La part de l'éolien dans l'électricité produite dans le Royaume s'est accrue de 25 % entre juin 2011 et septembre 2012. En dépit de positions politiques hostiles à cette énergie, en particulier de la part de parlementaires conservateurs mais aussi du Chancelier de l'Echiquier qui compromet l'avenir des subventions dont bénéficie le secteur, les investissements ont continué de progresser. Notamment grâce à l'éolien offshore, dont le Royaume-Uni est le champion européen, où ils ont augmenté de 60 % pour atteindre 1,5 milliard de livres sterling (1,16 milliards d'euros). Dans le même temps, les permis de construire pour de nouvelles fermes offshore ont progressé de 50 %. Même dans l'éolien terrestre, ces permis de construire ont été plus nombreux que l'année précédente, la première hausse depuis 2008.

Favoriser l'acceptabilité des projets par les citoyens

Au dernier trimestre 2011, les renouvelables ont pour la première fois fourni plus de 10 % de l'électricité produite au Royaume-Uni, en grande partie grâce à l'éolien, qui à lui seul devrait produire 7 % de l'électricité du pays d'ici la fin de l'année.

Devant ces succès, le nouveau ministre (conservateur) de l'énergie a modéré ses propos naguère très opposés à l'éolien, à condition que les turbines ne soient pas installées n'importe où. Le gouvernement devrait d'ailleurs favoriser les projets participatifs, qui, en permettant aux riverains de profiter de la vente de l'électricité produite, améliorent l'acceptabilité de l'éolien.

Des députés divisés au sujet des énergies renouvelables

Pour autant, et même si David Cameron a lui-même eu l'occasion de souligner par le passé le rôle que joueraient les énergies renouvelables pour le pays, une certaine incertitude subsiste pour les prochaines années. Ainsi, l'examen du projet de loi sur l'énergie, qui devait à l'origine avoir lieu la semaine prochaine, devrait être repoussé jusqu'à la fin du mois de novembre, les députés conservateurs ne parvenant pas à se mettre d'accord sur le sujet.

Ce flou retarde les décisions de grands groupes étrangers (Siemens, Mitsubishi, General Electric) attirés par le marché prometteur de l'éolien offshore mais qui attendent des engagements clairs du gouvernement avant d'investir massivement pour s'implanter dans le pays.

L'éolien américain dans l'expectative avant l'élection présidentielle

Aux Etats-Unis, les dernières statistiques publiées par la Federal Energy Regulatory Commission statistics soulignent le poids des renouvelables dans la production d'électricité. En cumulant toutes les sources d'énergies renouvelables, cette proportion atteint 15 %. Certes, il s'agit essentiellement d'hydroélectricité (8,5 %), mais l'éolien, qui a doublé sous la mandature Obama, atteint à lui seul plus de 4 %. Le solaire, qui ne représente encore qu'un infime 0,29%, connaît une progression rapide (+ 600 % sur la même période) grâce à l'entrée en service de centrales solaires géantes dans les déserts de la Côte Ouest.
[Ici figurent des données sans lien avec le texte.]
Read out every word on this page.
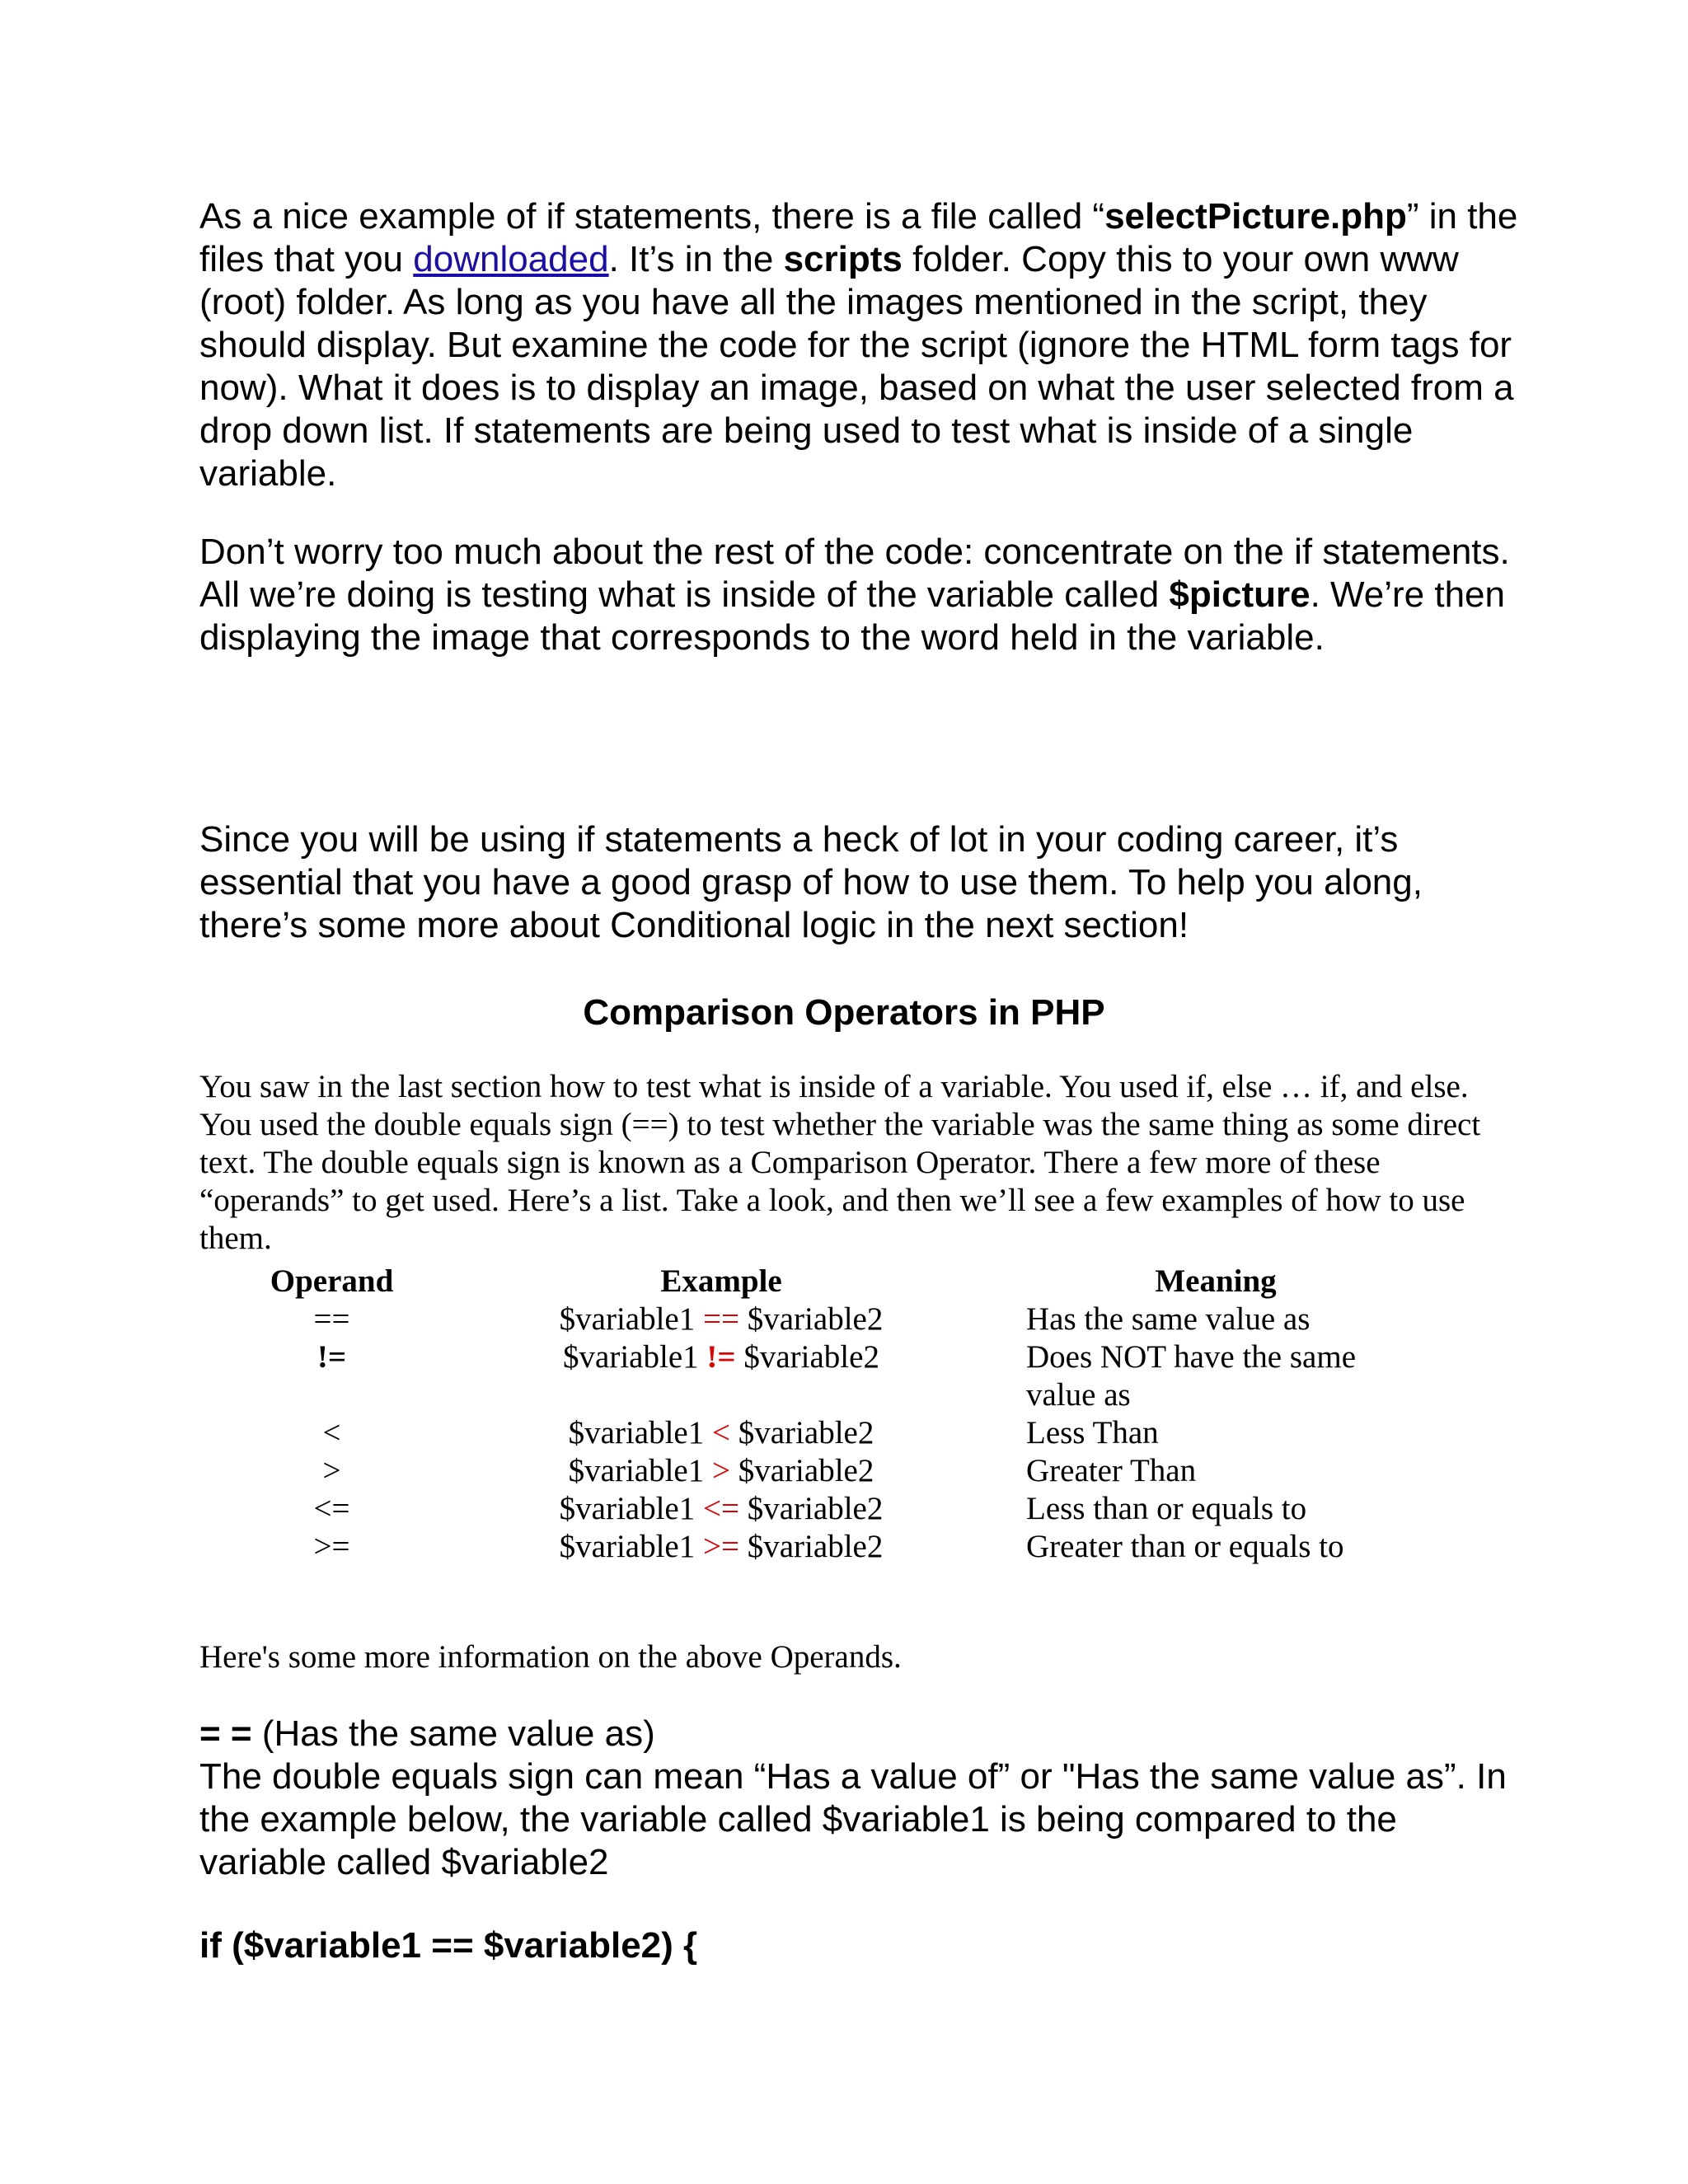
As a nice example of if statements, there is a file called “selectPicture.php” in the files that you downloaded. It’s in the scripts folder. Copy this to your own www (root) folder. As long as you have all the images mentioned in the script, they should display. But examine the code for the script (ignore the HTML form tags for now). What it does is to display an image, based on what the user selected from a drop down list. If statements are being used to test what is inside of a single variable.

Don’t worry too much about the rest of the code: concentrate on the if statements. All we’re doing is testing what is inside of the variable called $picture. We’re then displaying the image that corresponds to the word held in the variable.

Since you will be using if statements a heck of lot in your coding career, it’s essential that you have a good grasp of how to use them. To help you along, there’s some more about Conditional logic in the next section!

Comparison Operators in PHP

You saw in the last section how to test what is inside of a variable. You used if, else … if, and else. You used the double equals sign (==) to test whether the variable was the same thing as some direct text. The double equals sign is known as a Comparison Operator. There a few more of these “operands” to get used. Here’s a list. Take a look, and then we’ll see a few examples of how to use them.

Operand	Example	Meaning
==	$variable1 == $variable2	Has the same value as
!=	$variable1 != $variable2	Does NOT have the same value as
<	$variable1 < $variable2	Less Than
>	$variable1 > $variable2	Greater Than
<=	$variable1 <= $variable2	Less than or equals to
>=	$variable1 >= $variable2	Greater than or equals to

Here's some more information on the above Operands.

= = (Has the same value as)
The double equals sign can mean “Has a value of” or "Has the same value as”. In the example below, the variable called $variable1 is being compared to the variable called $variable2

if ($variable1 == $variable2) {
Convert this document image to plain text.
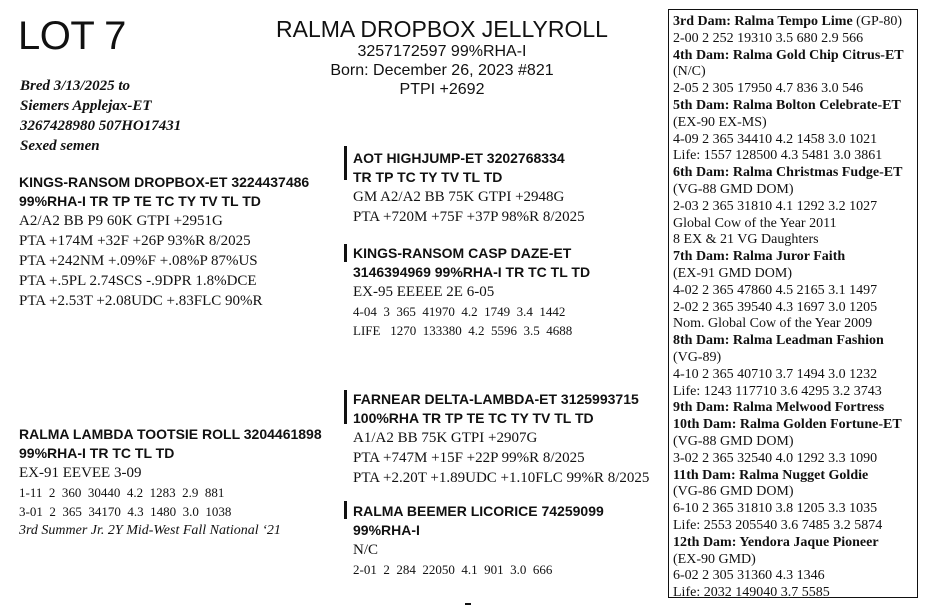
LOT 7	RALMA DROPBOX JELLYROLL
3257172597 99%RHA-I
Born: December 26, 2023 #821
PTPI +2692
Bred 3/13/2025 to
Siemers Applejax-ET
3267428980 507HO17431
Sexed semen
KINGS-RANSOM DROPBOX-ET 3224437486
99%RHA-I TR TP TE TC TY TV TL TD
A2/A2 BB P9 60K GTPI +2951G
PTA +174M +32F +26P 93%R 8/2025
PTA +242NM +.09%F +.08%P 87%US
PTA +.5PL 2.74SCS -.9DPR 1.8%DCE
PTA +2.53T +2.08UDC +.83FLC 90%R
RALMA LAMBDA TOOTSIE ROLL 3204461898
99%RHA-I TR TC TL TD
EX-91 EEVEE 3-09
1-11  2  360  30440  4.2  1283  2.9  881
3-01  2  365  34170  4.3  1480  3.0  1038
3rd Summer Jr. 2Y Mid-West Fall National ‘21
AOT HIGHJUMP-ET 3202768334
TR TP TC TY TV TL TD
GM A2/A2 BB 75K GTPI +2948G
PTA +720M +75F +37P 98%R 8/2025
KINGS-RANSOM CASP DAZE-ET
3146394969 99%RHA-I TR TC TL TD
EX-95 EEEEE 2E 6-05
4-04  3  365  41970  4.2  1749  3.4  1442
LIFE   1270  133380  4.2  5596  3.5  4688
FARNEAR DELTA-LAMBDA-ET 3125993715
100%RHA TR TP TE TC TY TV TL TD
A1/A2 BB 75K GTPI +2907G
PTA +747M +15F +22P 99%R 8/2025
PTA +2.20T +1.89UDC +1.10FLC 99%R 8/2025
RALMA BEEMER LICORICE 74259099
99%RHA-I
N/C
2-01  2  284  22050  4.1  901  3.0  666
3rd Dam: Ralma Tempo Lime (GP-80)
2-00 2 252 19310 3.5 680 2.9 566
4th Dam: Ralma Gold Chip Citrus-ET
(N/C)
2-05 2 305 17950 4.7 836 3.0 546
5th Dam: Ralma Bolton Celebrate-ET
(EX-90 EX-MS)
4-09 2 365 34410 4.2 1458 3.0 1021
Life: 1557 128500 4.3 5481 3.0 3861
6th Dam: Ralma Christmas Fudge-ET
(VG-88 GMD DOM)
2-03 2 365 31810 4.1 1292 3.2 1027
Global Cow of the Year 2011
8 EX & 21 VG Daughters
7th Dam: Ralma Juror Faith
(EX-91 GMD DOM)
4-02 2 365 47860 4.5 2165 3.1 1497
2-02 2 365 39540 4.3 1697 3.0 1205
Nom. Global Cow of the Year 2009
8th Dam: Ralma Leadman Fashion
(VG-89)
4-10 2 365 40710 3.7 1494 3.0 1232
Life: 1243 117710 3.6 4295 3.2 3743
9th Dam: Ralma Melwood Fortress
10th Dam: Ralma Golden Fortune-ET
(VG-88 GMD DOM)
3-02 2 365 32540 4.0 1292 3.3 1090
11th Dam: Ralma Nugget Goldie
(VG-86 GMD DOM)
6-10 2 365 31810 3.8 1205 3.3 1035
Life: 2553 205540 3.6 7485 3.2 5874
12th Dam: Yendora Jaque Pioneer
(EX-90 GMD)
6-02 2 305 31360 4.3 1346
Life: 2032 149040 3.7 5585
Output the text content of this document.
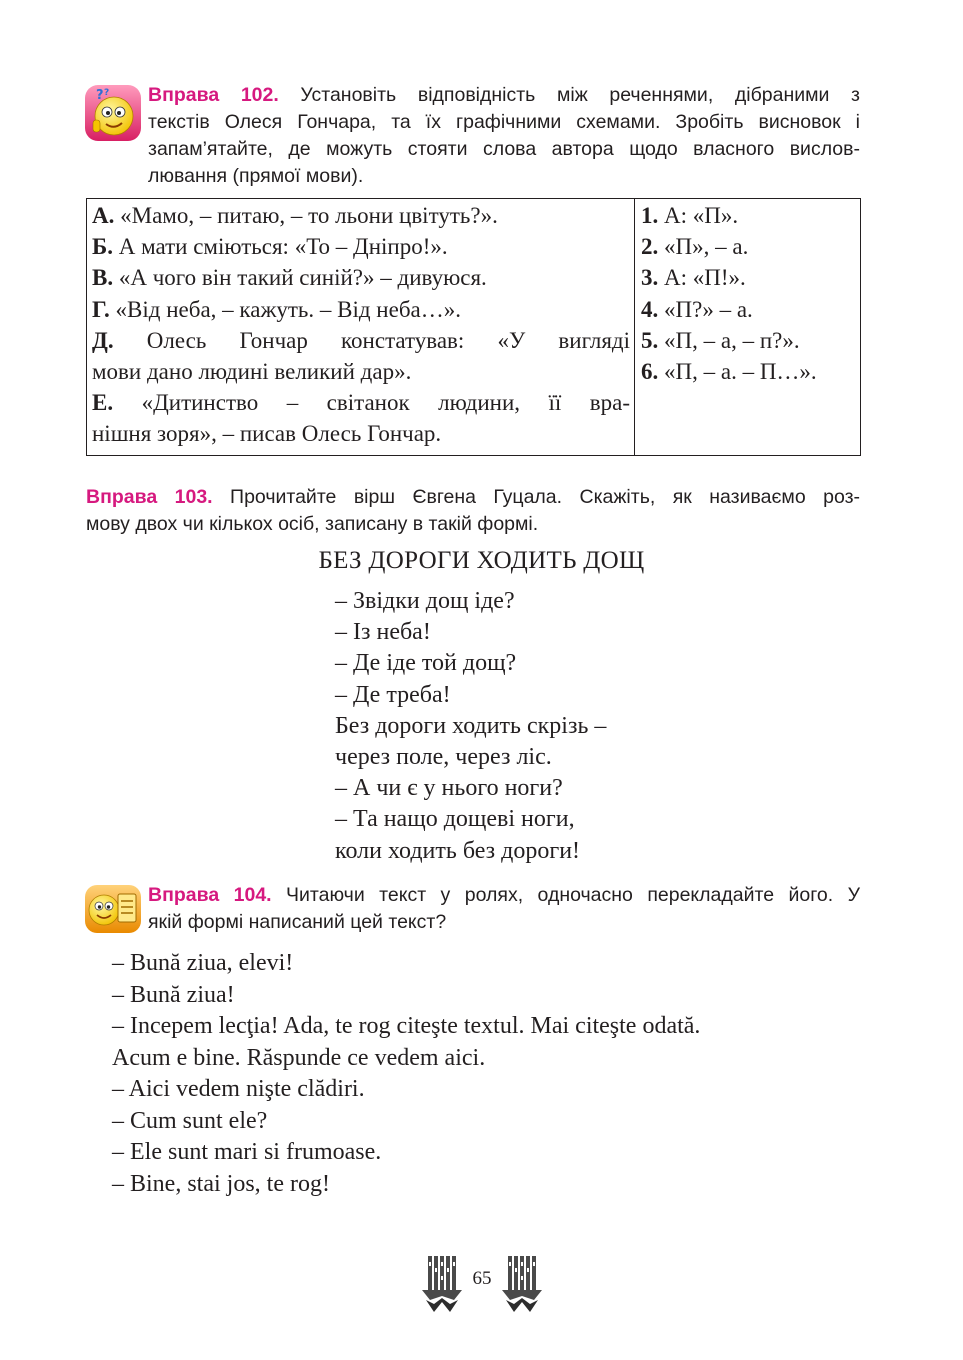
? ? Вправа 102. Установіть відповідність між реченнями, дібраними з

текстів Олеся Гончара, та їх графічними схемами. Зробіть висновок і

запам’ятайте, де можуть стояти слова автора щодо власного вислов-

лювання (прямої мови).

А. «Мамо, – питаю, – то льони цвітуть?».
Б. А мати сміються: «То – Дніпро!».
В. «А чого він такий синій?» – дивуюся.
Г. «Від неба, – кажуть. – Від неба…».
Д. Олесь Гончар констатував: «У вигляді
мови дано людині великий дар».
Е. «Дитинство – світанок людини, її вра-
нішня зоря», – писав Олесь Гончар.
1. А: «П».
2. «П», – а.
3. А: «П!».
4. «П?» – а.
5. «П, – а, – п?».
6. «П, – а. – П…».

Вправа 103. Прочитайте вірш Євгена Гуцала. Скажіть, як називаємо роз-

мову двох чи кількох осіб, записану в такій формі.

БЕЗ ДОРОГИ ХОДИТЬ ДОЩ
– Звідки дощ іде?
– Із неба!
– Де іде той дощ?
– Де треба!
Без дороги ходить скрізь –
через поле, через ліс.
– А чи є у нього ноги?
– Та нащо дощеві ноги,
коли ходить без дороги!

Вправа 104. Читаючи текст у ролях, одночасно перекладайте його. У

якій формі написаний цей текст?

– Bună ziua, elevi!
– Bună ziua!
– Incepem lecţia! Ada, te rog citeşte textul. Mai citeşte odată.
Acum e bine. Răspunde ce vedem aici.
– Aici vedem nişte clădiri.
– Cum sunt ele?
– Ele sunt mari si frumoase.
– Bine, stai jos, te rog!
65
L'éolien est d'ores et déjà à l'arrêt depuis quelques mois, à mesure qu'approche l'extinction prévue le 31 décembre, du crédit d'impôt (Production Tax Credit) dont il bénéficie. En théorie, celui-ci pourrait être rétabli comme cela a déjà été le cas à plusieurs reprises, mais il y aura un temps de flottement. Et si c'est Mitt Romney qui l'emporte le 6 novembre prochain, il sera définitivement supprimé.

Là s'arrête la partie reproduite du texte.